A cinquant’anni dall’emanazione della legge 354 del 1975, pietra miliare per l’ordinamento penitenziario italiano, emerge con chiarezza la dissonanza tra l’aspirazione originaria e la realtà concreta che si presenta.
L’incontro tra Roberto Cavalieri, Garante regionale dei detenuti dell’Emilia-Romagna, e Silvio Di Gregorio, Provveditore dell’amministrazione penitenziaria per Emilia-Romagna e Marche, ha offerto un’occasione per riflettere su questa dicotomia, sottolineando come l’eredità normativa, pur gravida di intuizioni culturali ancora estremamente rilevanti, si scontrì con l’inadeguata implementazione e con una crescente pressione demografica all’interno delle strutture carcerarie.

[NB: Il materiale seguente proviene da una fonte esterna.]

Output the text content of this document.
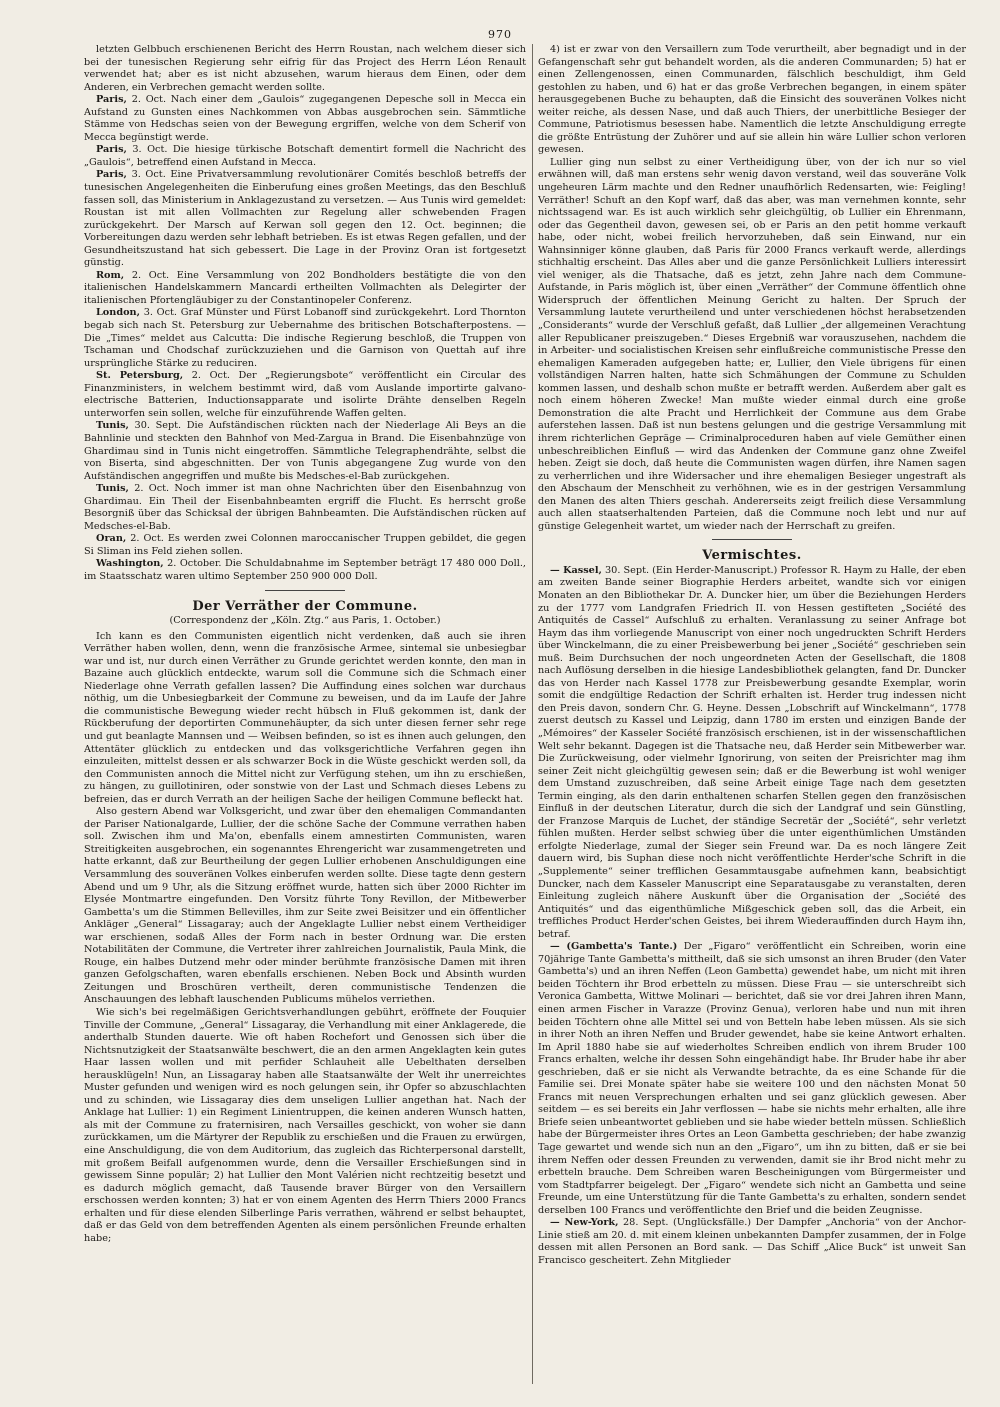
970

letzten Gelbbuch erschienenen Bericht des Herrn Roustan, nach welchem dieser sich bei der tunesischen Regierung sehr eifrig für das Project des Herrn Léon Renault verwendet hat; aber es ist nicht abzusehen, warum hieraus dem Einen, oder dem Anderen, ein Verbrechen gemacht werden sollte.

Paris, 2. Oct. Nach einer dem „Gaulois“ zugegangenen Depesche soll in Mecca ein Aufstand zu Gunsten eines Nachkommen von Abbas ausgebrochen sein. Sämmtliche Stämme von Hedschas seien von der Bewegung ergriffen, welche von dem Scherif von Mecca begünstigt werde.

Paris, 3. Oct. Die hiesige türkische Botschaft dementirt formell die Nachricht des „Gaulois“, betreffend einen Aufstand in Mecca.

Paris, 3. Oct. Eine Privatversammlung revolutionärer Comités beschloß betreffs der tunesischen Angelegenheiten die Einberufung eines großen Meetings, das den Beschluß fassen soll, das Ministerium in Anklagezustand zu versetzen. — Aus Tunis wird gemeldet: Roustan ist mit allen Vollmachten zur Regelung aller schwebenden Fragen zurückgekehrt. Der Marsch auf Kerwan soll gegen den 12. Oct. beginnen; die Vorbereitungen dazu werden sehr lebhaft betrieben. Es ist etwas Regen gefallen, und der Gesundheitszustand hat sich gebessert. Die Lage in der Provinz Oran ist fortgesetzt günstig.

Rom, 2. Oct. Eine Versammlung von 202 Bondholders bestätigte die von den italienischen Handelskammern Mancardi ertheilten Vollmachten als Delegirter der italienischen Pfortengläubiger zu der Constantinopeler Conferenz.

London, 3. Oct. Graf Münster und Fürst Lobanoff sind zurückgekehrt. Lord Thornton begab sich nach St. Petersburg zur Uebernahme des britischen Botschafterpostens. — Die „Times“ meldet aus Calcutta: Die indische Regierung beschloß, die Truppen von Tschaman und Chodschaf zurückzuziehen und die Garnison von Quettah auf ihre ursprüngliche Stärke zu reduciren.

St. Petersburg, 2. Oct. Der „Regierungsbote“ veröffentlicht ein Circular des Finanzministers, in welchem bestimmt wird, daß vom Auslande importirte galvano-electrische Batterien, Inductionsapparate und isolirte Drähte denselben Regeln unterworfen sein sollen, welche für einzuführende Waffen gelten.

Tunis, 30. Sept. Die Aufständischen rückten nach der Niederlage Ali Beys an die Bahnlinie und steckten den Bahnhof von Med-Zargua in Brand. Die Eisenbahnzüge von Ghardimau sind in Tunis nicht eingetroffen. Sämmtliche Telegraphendrähte, selbst die von Biserta, sind abgeschnitten. Der von Tunis abgegangene Zug wurde von den Aufständischen angegriffen und mußte bis Medsches-el-Bab zurückgehen.

Tunis, 2. Oct. Noch immer ist man ohne Nachrichten über den Eisenbahnzug von Ghardimau. Ein Theil der Eisenbahnbeamten ergriff die Flucht. Es herrscht große Besorgniß über das Schicksal der übrigen Bahnbeamten. Die Aufständischen rücken auf Medsches-el-Bab.

Oran, 2. Oct. Es werden zwei Colonnen maroccanischer Truppen gebildet, die gegen Si Sliman ins Feld ziehen sollen.

Washington, 2. October. Die Schuldabnahme im September beträgt 17 480 000 Doll., im Staatsschatz waren ultimo September 250 900 000 Doll.

Der Verräther der Commune.

(Correspondenz der „Köln. Ztg.“ aus Paris, 1. October.)

Ich kann es den Communisten eigentlich nicht verdenken, daß auch sie ihren Verräther haben wollen, denn, wenn die französische Armee, sintemal sie unbesiegbar war und ist, nur durch einen Verräther zu Grunde gerichtet werden konnte, den man in Bazaine auch glücklich entdeckte, warum soll die Commune sich die Schmach einer Niederlage ohne Verrath gefallen lassen? Die Auffindung eines solchen war durchaus nöthig, um die Unbesiegbarkeit der Commune zu beweisen, und da im Laufe der Jahre die communistische Bewegung wieder recht hübsch in Fluß gekommen ist, dank der Rückberufung der deportirten Communehäupter, da sich unter diesen ferner sehr rege und gut beanlagte Mannsen und — Weibsen befinden, so ist es ihnen auch gelungen, den Attentäter glücklich zu entdecken und das volksgerichtliche Verfahren gegen ihn einzuleiten, mittelst dessen er als schwarzer Bock in die Wüste geschickt werden soll, da den Communisten annoch die Mittel nicht zur Verfügung stehen, um ihn zu erschießen, zu hängen, zu guillotiniren, oder sonstwie von der Last und Schmach dieses Lebens zu befreien, das er durch Verrath an der heiligen Sache der heiligen Commune befleckt hat.

Also gestern Abend war Volksgericht, und zwar über den ehemaligen Commandanten der Pariser Nationalgarde, Lullier, der die schöne Sache der Commune verrathen haben soll. Zwischen ihm und Ma'on, ebenfalls einem amnestirten Communisten, waren Streitigkeiten ausgebrochen, ein sogenanntes Ehrengericht war zusammengetreten und hatte erkannt, daß zur Beurtheilung der gegen Lullier erhobenen Anschuldigungen eine Versammlung des souveränen Volkes einberufen werden sollte. Diese tagte denn gestern Abend und um 9 Uhr, als die Sitzung eröffnet wurde, hatten sich über 2000 Richter im Elysée Montmartre eingefunden. Den Vorsitz führte Tony Revillon, der Mitbewerber Gambetta's um die Stimmen Bellevilles, ihm zur Seite zwei Beisitzer und ein öffentlicher Ankläger „General“ Lissagaray; auch der Angeklagte Lullier nebst einem Vertheidiger war erschienen, sodaß Alles der Form nach in bester Ordnung war. Die ersten Notabilitäten der Commune, die Vertreter ihrer zahlreichen Journalistik, Paula Mink, die Rouge, ein halbes Dutzend mehr oder minder berühmte französische Damen mit ihren ganzen Gefolgschaften, waren ebenfalls erschienen. Neben Bock und Absinth wurden Zeitungen und Broschüren vertheilt, deren communistische Tendenzen die Anschauungen des lebhaft lauschenden Publicums mühelos verriethen.

Wie sich's bei regelmäßigen Gerichtsverhandlungen gebührt, eröffnete der Fouquier Tinville der Commune, „General“ Lissagaray, die Verhandlung mit einer Anklagerede, die anderthalb Stunden dauerte. Wie oft haben Rochefort und Genossen sich über die Nichtsnutzigkeit der Staatsanwälte beschwert, die an den armen Angeklagten kein gutes Haar lassen wollen und mit perfider Schlauheit alle Uebelthaten derselben herausklügeln! Nun, an Lissagaray haben alle Staatsanwälte der Welt ihr unerreichtes Muster gefunden und wenigen wird es noch gelungen sein, ihr Opfer so abzuschlachten und zu schinden, wie Lissagaray dies dem unseligen Lullier angethan hat. Nach der Anklage hat Lullier: 1) ein Regiment Linientruppen, die keinen anderen Wunsch hatten, als mit der Commune zu fraternisiren, nach Versailles geschickt, von woher sie dann zurückkamen, um die Märtyrer der Republik zu erschießen und die Frauen zu erwürgen, eine Anschuldigung, die von dem Auditorium, das zugleich das Richterpersonal darstellt, mit großem Beifall aufgenommen wurde, denn die Versailler Erschießungen sind in gewissem Sinne populär; 2) hat Lullier den Mont Valérien nicht rechtzeitig besetzt und es dadurch möglich gemacht, daß Tausende braver Bürger von den Versaillern erschossen werden konnten; 3) hat er von einem Agenten des Herrn Thiers 2000 Francs erhalten und für diese elenden Silberlinge Paris verrathen, während er selbst behauptet, daß er das Geld von dem betreffenden Agenten als einem persönlichen Freunde erhalten habe;

4) ist er zwar von den Versaillern zum Tode verurtheilt, aber begnadigt und in der Gefangenschaft sehr gut behandelt worden, als die anderen Communarden; 5) hat er einen Zellengenossen, einen Communarden, fälschlich beschuldigt, ihm Geld gestohlen zu haben, und 6) hat er das große Verbrechen begangen, in einem später herausgegebenen Buche zu behaupten, daß die Einsicht des souveränen Volkes nicht weiter reiche, als dessen Nase, und daß auch Thiers, der unerbittliche Besieger der Commune, Patriotismus besessen habe. Namentlich die letzte Anschuldigung erregte die größte Entrüstung der Zuhörer und auf sie allein hin wäre Lullier schon verloren gewesen.

Lullier ging nun selbst zu einer Vertheidigung über, von der ich nur so viel erwähnen will, daß man erstens sehr wenig davon verstand, weil das souveräne Volk ungeheuren Lärm machte und den Redner unaufhörlich Redensarten, wie: Feigling! Verräther! Schuft an den Kopf warf, daß das aber, was man vernehmen konnte, sehr nichtssagend war. Es ist auch wirklich sehr gleichgültig, ob Lullier ein Ehrenmann, oder das Gegentheil davon, gewesen sei, ob er Paris an den petit homme verkauft habe, oder nicht, wobei freilich hervorzuheben, daß sein Einwand, nur ein Wahnsinniger könne glauben, daß Paris für 2000 Francs verkauft werde, allerdings stichhaltig erscheint. Das Alles aber und die ganze Persönlichkeit Lulliers interessirt viel weniger, als die Thatsache, daß es jetzt, zehn Jahre nach dem Commune-Aufstande, in Paris möglich ist, über einen „Verräther“ der Commune öffentlich ohne Widerspruch der öffentlichen Meinung Gericht zu halten. Der Spruch der Versammlung lautete verurtheilend und unter verschiedenen höchst herabsetzenden „Considerants“ wurde der Verschluß gefaßt, daß Lullier „der allgemeinen Verachtung aller Republicaner preiszugeben.“ Dieses Ergebniß war vorauszusehen, nachdem die in Arbeiter- und socialistischen Kreisen sehr einflußreiche communistische Presse den ehemaligen Kameraden aufgegeben hatte; er, Lullier, den Viele übrigens für einen vollständigen Narren halten, hatte sich Schmähungen der Commune zu Schulden kommen lassen, und deshalb schon mußte er betrafft werden. Außerdem aber galt es noch einem höheren Zwecke! Man mußte wieder einmal durch eine große Demonstration die alte Pracht und Herrlichkeit der Commune aus dem Grabe auferstehen lassen. Daß ist nun bestens gelungen und die gestrige Versammlung mit ihrem richterlichen Gepräge — Criminalproceduren haben auf viele Gemüther einen unbeschreiblichen Einfluß — wird das Andenken der Commune ganz ohne Zweifel heben. Zeigt sie doch, daß heute die Communisten wagen dürfen, ihre Namen sagen zu verherrlichen und ihre Widersacher und ihre ehemaligen Besieger ungestraft als den Abschaum der Menschheit zu verhöhnen, wie es in der gestrigen Versammlung den Manen des alten Thiers geschah. Andererseits zeigt freilich diese Versammlung auch allen staatserhaltenden Parteien, daß die Commune noch lebt und nur auf günstige Gelegenheit wartet, um wieder nach der Herrschaft zu greifen.

Vermischtes.

— Kassel, 30. Sept. (Ein Herder-Manuscript.) Professor R. Haym zu Halle, der eben am zweiten Bande seiner Biographie Herders arbeitet, wandte sich vor einigen Monaten an den Bibliothekar Dr. A. Duncker hier, um über die Beziehungen Herders zu der 1777 vom Landgrafen Friedrich II. von Hessen gestifteten „Société des Antiquités de Cassel“ Aufschluß zu erhalten. Veranlassung zu seiner Anfrage bot Haym das ihm vorliegende Manuscript von einer noch ungedruckten Schrift Herders über Winckelmann, die zu einer Preisbewerbung bei jener „Société“ geschrieben sein muß. Beim Durchsuchen der noch ungeordneten Acten der Gesellschaft, die 1808 nach Auflösung derselben in die hiesige Landesbibliothek gelangten, fand Dr. Duncker das von Herder nach Kassel 1778 zur Preisbewerbung gesandte Exemplar, worin somit die endgültige Redaction der Schrift erhalten ist. Herder trug indessen nicht den Preis davon, sondern Chr. G. Heyne. Dessen „Lobschrift auf Winckelmann“, 1778 zuerst deutsch zu Kassel und Leipzig, dann 1780 im ersten und einzigen Bande der „Mémoires“ der Kasseler Société französisch erschienen, ist in der wissenschaftlichen Welt sehr bekannt. Dagegen ist die Thatsache neu, daß Herder sein Mitbewerber war. Die Zurückweisung, oder vielmehr Ignorirung, von seiten der Preisrichter mag ihm seiner Zeit nicht gleichgültig gewesen sein; daß er die Bewerbung ist wohl weniger dem Umstand zuzuschreiben, daß seine Arbeit einige Tage nach dem gesetzten Termin einging, als den darin enthaltenen scharfen Stellen gegen den französischen Einfluß in der deutschen Literatur, durch die sich der Landgraf und sein Günstling, der Franzose Marquis de Luchet, der ständige Secretär der „Société“, sehr verletzt fühlen mußten. Herder selbst schwieg über die unter eigenthümlichen Umständen erfolgte Niederlage, zumal der Sieger sein Freund war. Da es noch längere Zeit dauern wird, bis Suphan diese noch nicht veröffentlichte Herder'sche Schrift in die „Supplemente“ seiner trefflichen Gesammtausgabe aufnehmen kann, beabsichtigt Duncker, nach dem Kasseler Manuscript eine Separatausgabe zu veranstalten, deren Einleitung zugleich nähere Auskunft über die Organisation der „Société des Antiquités“ und das eigenthümliche Mißgeschick geben soll, das die Arbeit, ein treffliches Product Herder'schen Geistes, bei ihrem Wiederauffinden durch Haym ihn, betraf.

— (Gambetta's Tante.) Der „Figaro“ veröffentlicht ein Schreiben, worin eine 70jährige Tante Gambetta's mittheilt, daß sie sich umsonst an ihren Bruder (den Vater Gambetta's) und an ihren Neffen (Leon Gambetta) gewendet habe, um nicht mit ihren beiden Töchtern ihr Brod erbetteln zu müssen. Diese Frau — sie unterschreibt sich Veronica Gambetta, Wittwe Molinari — berichtet, daß sie vor drei Jahren ihren Mann, einen armen Fischer in Varazze (Provinz Genua), verloren habe und nun mit ihren beiden Töchtern ohne alle Mittel sei und von Betteln habe leben müssen. Als sie sich in ihrer Noth an ihren Neffen und Bruder gewendet, habe sie keine Antwort erhalten. Im April 1880 habe sie auf wiederholtes Schreiben endlich von ihrem Bruder 100 Francs erhalten, welche ihr dessen Sohn eingehändigt habe. Ihr Bruder habe ihr aber geschrieben, daß er sie nicht als Verwandte betrachte, da es eine Schande für die Familie sei. Drei Monate später habe sie weitere 100 und den nächsten Monat 50 Francs mit neuen Versprechungen erhalten und sei ganz glücklich gewesen. Aber seitdem — es sei bereits ein Jahr verflossen — habe sie nichts mehr erhalten, alle ihre Briefe seien unbeantwortet geblieben und sie habe wieder betteln müssen. Schließlich habe der Bürgermeister ihres Ortes an Leon Gambetta geschrieben; der habe zwanzig Tage gewartet und wende sich nun an den „Figaro“, um ihn zu bitten, daß er sie bei ihrem Neffen oder dessen Freunden zu verwenden, damit sie ihr Brod nicht mehr zu erbetteln brauche. Dem Schreiben waren Bescheinigungen vom Bürgermeister und vom Stadtpfarrer beigelegt. Der „Figaro“ wendete sich nicht an Gambetta und seine Freunde, um eine Unterstützung für die Tante Gambetta's zu erhalten, sondern sendet derselben 100 Francs und veröffentlichte den Brief und die beiden Zeugnisse.

— New-York, 28. Sept. (Unglücksfälle.) Der Dampfer „Anchoria“ von der Anchor-Linie stieß am 20. d. mit einem kleinen unbekannten Dampfer zusammen, der in Folge dessen mit allen Personen an Bord sank. — Das Schiff „Alice Buck“ ist unweit San Francisco gescheitert. Zehn Mitglieder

La legge del ’75, infatti, inaugurò un approccio volto alla riabilitazione del detenuto, ponendo al centro la persona e promuovendo percorsi individualizzati.
Questa visione, lungi dall’essere superata, rischia di essere soffocata dal sovraffollamento carcerario.
In Emilia-Romagna, la situazione è particolarmente critica: il numero di detenuti ha superato le 4.000 unità, ben al di sopra della capienza regolamentare di poco più di 3.000.
L’incremento rispetto al 2022 è allarmante, quasi due carceri in più a servizio di una popolazione detenuta in sofferenza.
L’istituto di Bologna, in particolare, è un esempio emblematico di questa emergenza, con 818 detenuti ammassati in spazi progettati per soli 507.
Questo scenario drammatico si traduce in un aumento del disagio, dell’insicurezza e, tragicamente, in un incremento dei suicidi, otto solo dall’inizio dell’anno nella regione.
La risposta a questa crisi non può essere confinata all’interno delle mura carcerarie.
È imperativo un intervento sinergico che coinvolga territori, amministrazioni locali e il sistema di welfare.
L’Emilia-Romagna, con la sua consolidata rete di servizi sociali, ha il potenziale per agire in questa direzione.
Attualmente, quasi 500 detenuti con meno di quattro anni di pena residua potrebbero beneficiare di misure alternative alla detenzione, attraverso percorsi di reinserimento sociale calibrati sulle loro specifiche esigenze e potenzialità.
Si tratta di un’opportunità non solo per alleggerire la pressione sulle strutture penitenziarie, ma anche per offrire a questi individui una possibilità concreta di riscatto e di ri-costruzione personale.
L’amministrazione penitenziaria, da parte sua, sta cercando di innovare l’offerta formativa all’interno delle carceri.
Nuovi poli formativi stanno nascendo, con percorsi professionalizzanti nel settore della gastronomia, della meccanica e del packaging, affiancati a quelli universitari già attivi in diverse sedi regionali.
Queste iniziative, pur lodevoli, necessitano di un ampliamento e di un consolidamento, affiancati da un potenziamento dei servizi di assistenza psicologica e sociale, fondamentali per affrontare le complesse dinamiche che caratterizzano la vita carceraria.
Il convegno dedicato al cinquantesimo anniversario della legge 354, in programma il 5 dicembre, rappresenta un’occasione importante per approfondire le sfide attuali, raccogliere testimonianze e proporre soluzioni concrete, con l’obiettivo di rendere pienamente operativa una legge che, a cinquant’anni dalla sua emanazione, continua a ispirare un modello penitenziario improntato alla riabilitazione e alla reintegrazione sociale.
La sua piena attuazione è un imperativo etico e un investimento nel futuro della nostra società.